The results show that 55.0 percent of respondents (the pro-Flash and pro-peace-plan respondents) support having Flash on the iPhone, though of that group 39.9 percent wants Adobe and Apple to first adopt InfoWorld's peace plan. But the overall results also mean that just 33.5 percent of all the respondents would be satisfied with Flash as is running on the iPhone OS.
The poll, which is still open, had 1,314 respondents as of 5pm PT on Monday. You can see the current poll results and vote yourself at InfoWorld.com. You can also read InfoWorld's proposed Flash-on-iPhone peace plan there as well. The peace plan's four basic recommendations were:
- Create a Flash video player plug-in for the iPhone OS.
- Put the core Flash technologies into the standards bodies.
- Create an iPhone-certified SWF exporter for Adobe Creative Suite.
- Explore a Flash app certification process.
Anti-Adobe passions run high
Reader comments at InfoWorld.com and Slashdot indicated strong antipathy to Flash and Adobe's handling of the technology. For example, InfoWorld reader "editorsteve" wrote simply, "Flash crashes drive me nuts." Reader "eww" wrote, "I don't want Flash on my mobile devices until it's stable and far less power-hungry." And "BurkPhoto" commented, "Users worldwide lose over the long haul if a junky technology like Flash is allowed to flourish unchecked. Apple is correct on this one. I hope they pull off an HTML5 revolution and clean up Web video for everyone."
InfoWorld reader "systemadministrator" described the Flash issue colourfully: "Bringing Flash into iPhone or iPad is like bringing farm animals into your living room. They mean no harm, yet, they will have no remorse in stinking up your house, leaving droppings on your floor, and making a mess. Some things should not be on a device that was not meant to support it. Just because there's a browser on the iPhone or the iPad doesn't mean that somehow someway every known plugin must work in that browser."

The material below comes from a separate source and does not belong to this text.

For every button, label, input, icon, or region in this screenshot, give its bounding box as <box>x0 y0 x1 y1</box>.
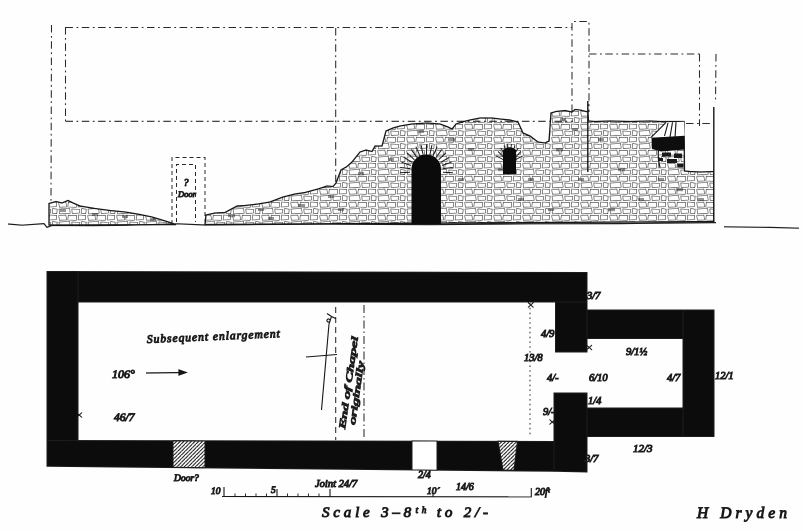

Several readers blamed Adobe for the problem, criticising its products and history with mobile Flash. "Steigdg1" wrote: "I don't think Adobe has the capability to develop a mobile application. All of their applications have grown incredibly resource-intensive; each version takes twice as long to load as the previous one as it loads up hundreds of DLLs, which eats up the entire resources of the computer. They seem to have no idea how to dynamically load just the necessary parts of a program. I hate Apple almost as much, but I am pulling for them to supplant Adobe on this one."
And "jragosta" blasted Adobe on mobile Flash: "Three years ago, Apple introduced the iPhone. Adobe promised Flash 'real soon now.' It's repeated the promise over and over. Today, still nothing from Adobe that works on any mobile device. It's not just the iPhone. There's no full version of Flash on Symbian, Android, WebOS, Windows Mobile, or iPhone OS. How is that Apple's fault? Even the vaunted Flash 10.1 is only in beta. Apple couldn't have it on the iPhone even if they wanted. More important, Adobe says the minimum requirement for Flash 10.1 is an 800MHz A8 processor - so it wouldn't work on the iPhone anyway. Even if Adobe does release it, and even if it works well on supported hardware (which doesn't look too likely from published reports), less than 1 percent of smartphones have hardware robust enough for Flash today -- even if Adobe does meet its latest timeline."
InfoWorld reader "sleepygeek" had similar sentiments: "Adobe hasn't got a viable mobile product anyway. That's because it has failed to develop one. Beneath the bombast, Adobe knows a usable, secure product is still a long, long way off."